Primary & Secondary Actions

Match the visual presentation of actions to their importance to minimize the risk for potential errors and help people complete a form as quickly as possible.
Primary actions are actions such as “Submit”, “Continue”, “Finish”, and “Save”. They enable form completion, the most important action on the form.
Secondary actions are actions such as “Cancel”, “Go back”, or “Reset”. They are less important, alternative actions, which often have negative consequences when used accidentally. For example, hitting “Reset” erases all the data a user has entered.

Two different ways to distinguish primary and secondary actions on a Web form.

Two different ways to distinguish primary and secondary actions on a Web form.

What problem does the pattern solve?

  • You have a Web form containing both primary and secondary actions.

When to use it?

  • You have a Web form containing both primary and secondary actions.

How to use it?

  • First of all, avoid secondary actions whenever possible. Do you really need that “reset” button?
  • Ensure a clear visual distinction between primary & secondary actions. Add visual weight to primary action elements (stronger color and/or bigger size), and reduce the weight on secondary action elements (use a link instead of a button, use lighter color).
  • Align primary action button vertically with the input fields to create a clear path to completion.

Why to use it?

  • All form actions are not equal, and therefore the visual presentation of actions should match their importance to make it easier to complete a form.
  • Visual distinction helps users make “good” choices. For example, “Cancel” is secondary action which is rarely used compated to primary actions. Therefore, the visual weight of it should be reduced in some way to minimize the risk of selecting it unintentionally.

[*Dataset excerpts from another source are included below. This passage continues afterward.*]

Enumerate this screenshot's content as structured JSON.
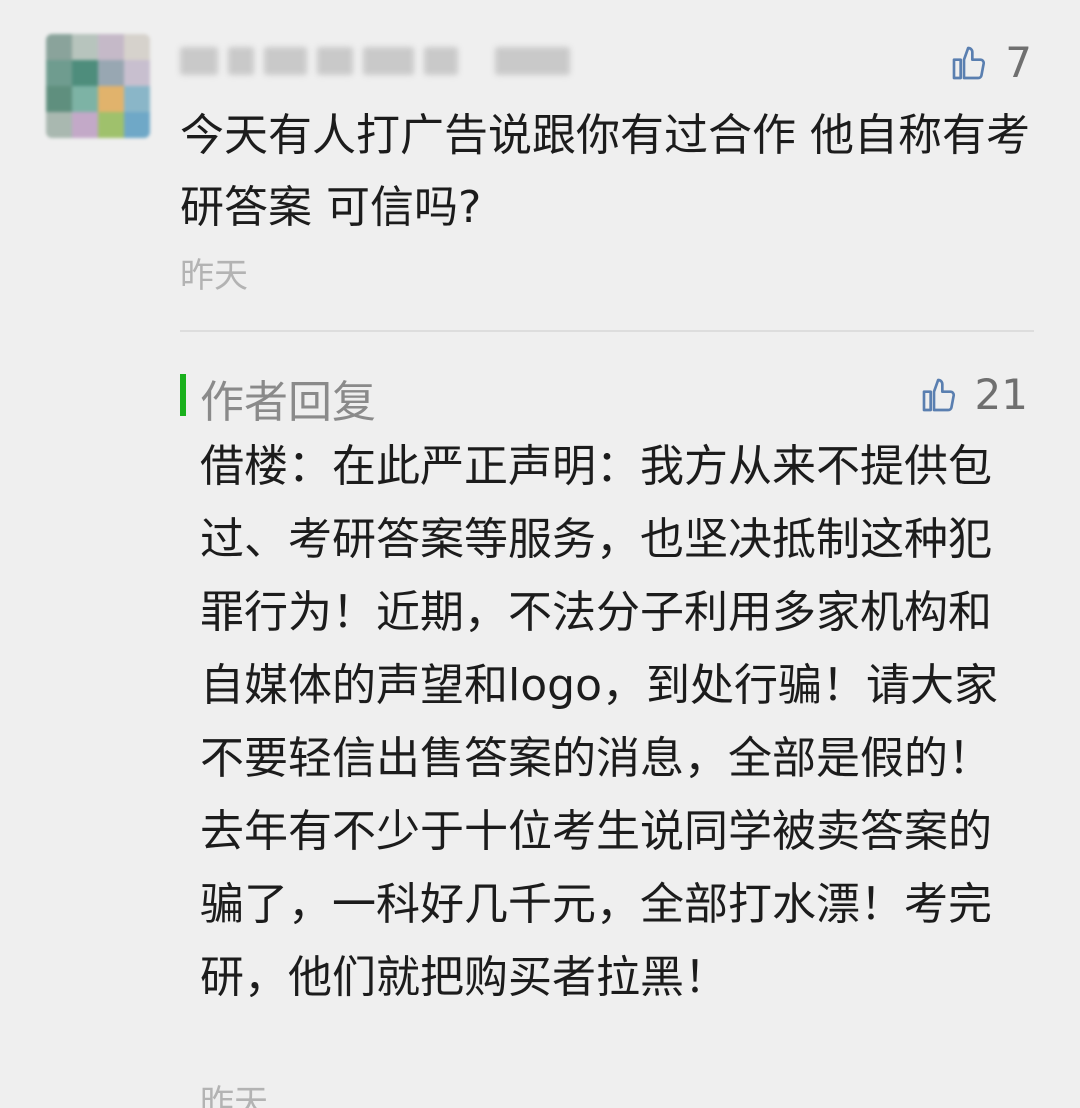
{
  "comment": {
    "likes": "7",
    "text": "今天有人打广告说跟你有过合作 他自称有考研答案 可信吗?",
    "time": "昨天"
  },
  "reply": {
    "label": "作者回复",
    "likes": "21",
    "text": "借楼：在此严正声明：我方从来不提供包过、考研答案等服务，也坚决抵制这种犯罪行为！近期，不法分子利用多家机构和自媒体的声望和logo，到处行骗！请大家不要轻信出售答案的消息，全部是假的！去年有不少于十位考生说同学被卖答案的骗了，一科好几千元，全部打水漂！考完研，他们就把购买者拉黑！",
    "time": "昨天"
  },
  "icons": {
    "like": "thumbs-up-icon",
    "avatar_colors": [
      "#8aa39b",
      "#b7c4bd",
      "#c5b9c8",
      "#d6d2cc",
      "#6f9c8f",
      "#4e8d7c",
      "#98a7b2",
      "#c8bfcf",
      "#5f8f7e",
      "#7db3a5",
      "#e1b36c",
      "#8ab6c8",
      "#a9b8b0",
      "#c3a9c8",
      "#9fc16c",
      "#6fa8c7"
    ]
  }
}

The pattern is inspired by “Primary and Secondary Actions” from Luke Wroblewski’s book “Web Form Design: Filling in the Blanks”.

Useful links

Example images (10 examples)


  • Adiux ⋅ Feb. 16, 2012 17:07

    Isn't it more natural to have the primary function on the right?
    tripit vs delicious

  • Parvej Solkar ⋅ March 6, 2013 07:09

    Thanks a lot....!!!

    Definately changes appraoch towards designing primary and secondary actions on web page

  • frank baido ⋅ April 8, 2015 23:28

    pls dis is ma work sir baido


  • Primary & Secondary Actions (www) ⋅ May 6, 2016 08:25

    Despite the fact that you begins outlining from versatile screen, your default screen size ought to be desktop size. After that lone the outline ought to be made for receptive to showed in different gadgets. It is the prescribed (best practice) strategy for planning responsive locales.

  • Jen Deitz (www) ⋅ June 7, 2016 13:00

    Sstanding in the way of your products and your customers is a checkout form. If you are developing social software, your goal is to grow your community. Standing in between you and community members is a form. If you’ve built a productivity-based Web application, forms enable key interactions that let people create and manage content.

  • Rachelle Scott (www) ⋅ June 14, 2016 12:57

    It's important that primary actions have the strongest visual weight. Secondary actions should have the weakest visual weight.

  • more info (www) ⋅ June 14, 2016 21:43

    You will get many more info about generating of unlimited free paypal money in your account as you will be highly benefited after visiting this place.